Seçimlere katılmak bir vatandaşlık hakkı ve görevidir ve de yurttaş olmanın gereğidir. 18 yaşını dolduran her Türk genci seçme hakkına sahiptir.
Demokrasiyi yaşatabilmekte siyasal kültür ve siyasal bilinç son derece önemlidir. Her seçmenin oyunu sorumluluk bilinciyle kullanması gerekir. Oy kullanmak analitik düşünce gerektirir. Seçmenlerin, siyasilerden beklentileri vardır. Sorumluluk bilincine sahip olan seçmen ülkesinin, hakka, hukuka, dürüstlüğe, ahlaka riayet eden, ülkenin sorunlarına duyarlı, ilkeli, güven veren, siyasetçiler tarafından yönetilmesini bekler. Seçmenler, seçtikleri yönetimlerin yanlışlarının ve ülkeye ve topluma verdikleri zararların ortağıdır. Destekledikleri partiyi sorgulamadan, vaat ettikleri ile yaptıklarını karşılaştırmadan, “benim partim ne yapsa iyidir” ya da “partimin yanlışı benim doğrumdur” mantığı ile yanlışlardan doğru çıkarmaya çalışmak, demokrasinin özüne zarar verir. Yaygın söylemiyle, “takım tutar gibi parti tutmak” doğru değildir.

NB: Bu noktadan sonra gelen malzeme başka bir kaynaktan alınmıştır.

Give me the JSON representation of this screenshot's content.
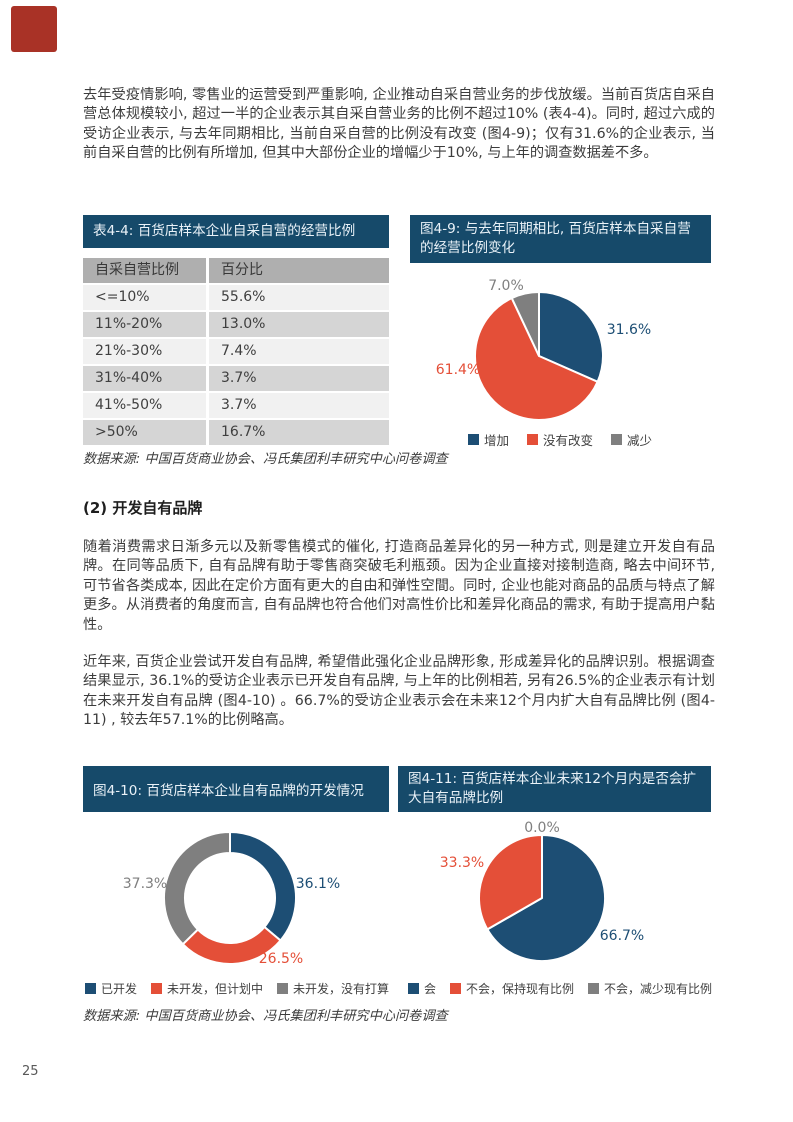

Ayrıca oy toplamasını bilen herkesin devleti, siyasi ahlak kuralları çerçevesinde, akılla, vicdanla, adaletle, vatan sevgisiyle yöneteceği zannedilir. Ne var ki pratikte bunun her zaman doğru olmadığı görülmektedir. Örneğin, son yılarda gün geçmiyor ki siyasilerin içinde olduğu, usulsüzlük, yolsuzluk, kayırmacılık, haksız iktisap iddiaları medyada yer almasın.
Bu ahvalde Haziran 2023’te yapılacak genel seçimlere aylar kaldı ve Türkiye resmen bir seçim iklimine girdi. Her seçim önemlidir, her seçim belirleyicidir. Ancak 2023 seçimleri Türkiye’nin içinde bulunduğu ağır ekonomik, mali ve sosyal koşullarda hiç olmadığı kadar yaşamsal öneme sahiptir. Şüphesiz ki ülkenin içinde bulunduğu sorunlar, mevcut yönetimden kaynaklanmaktadır. Ülkenin kaynakları, rantçılara ve zenginlere harcandı. Akıl, bilim, vicdan, plan ve programdan uzak uygulamalar milleti temel ihtiyaçlarını dahi karşılayamaz duruma getirdi. Her gün benzine, mazota, elektriğe, suya, telefona, internete, kiralara, uçak, tren, otobüs gibi ulaşım araçlarına ve ilaca zam geliyor. Ucuz ekmek ve ucuz et kuyrukları eksik olmuyor. Esnaf, çiftçi, memur, işçi, emekli perişan. Ayrıca ülkemiz, mülteci adı altında, merhamet duyguları ve din kardeşliği gölgesinde Suriye, Afganistan ve de diğer birçok ülkeden gelen yabancıların istilası altında. Fabrikalar, sanayi tesisleri, madenler, limanlar, barajlar, kömür santralleri, kıyılar, yaylalar, en nadide vatan toprakları yabancılara satıldı. Eğitim çöktü, halk fakirleşti, genç işsizlik hat safhada, yoksulluk diz boyu. Hem devlet borçlu hem de vatandaş borçlu.
Bu bağlamda Elazığ seçmeninin oyunu, 20 yıldır tek başına ülkeyi yöneten iktidar partisinden yana kullanması, Elazığ’a “çantada keklik” gözü ile bakılmasına neden oldu. Elazığ bir deprem felaketi yaşadı, “Allahtan geldi, kader, sabır” söylemleri ile iktidar olmanın sorumluluğundan kurtulmaya çalışıldı. Vaatler yerine getirilmedi. İktidar milletvekilleri ne halkın dertlerini dinlediler ne de Elazığ’ın sorunlarını Meclis’te dile getirdiler. Elazığ sahipsiz kaldı. Kendi maaşının artırılmasını isteyen bir Elazığ milletvekili vatandaşa, “bir kilo yerine iki domates alın” dedi. Velhasıl bu sistemden kurtulmak için her Türk vatandaşı gibi Elazığ seçmeninin de demokrasi için sorumluluk alma zamanıdır, oyunu kullanmadan önce on kez değil yüz kez, yüz kez değil bin kez, bin kez değil bir milyon kez düşünmelidir!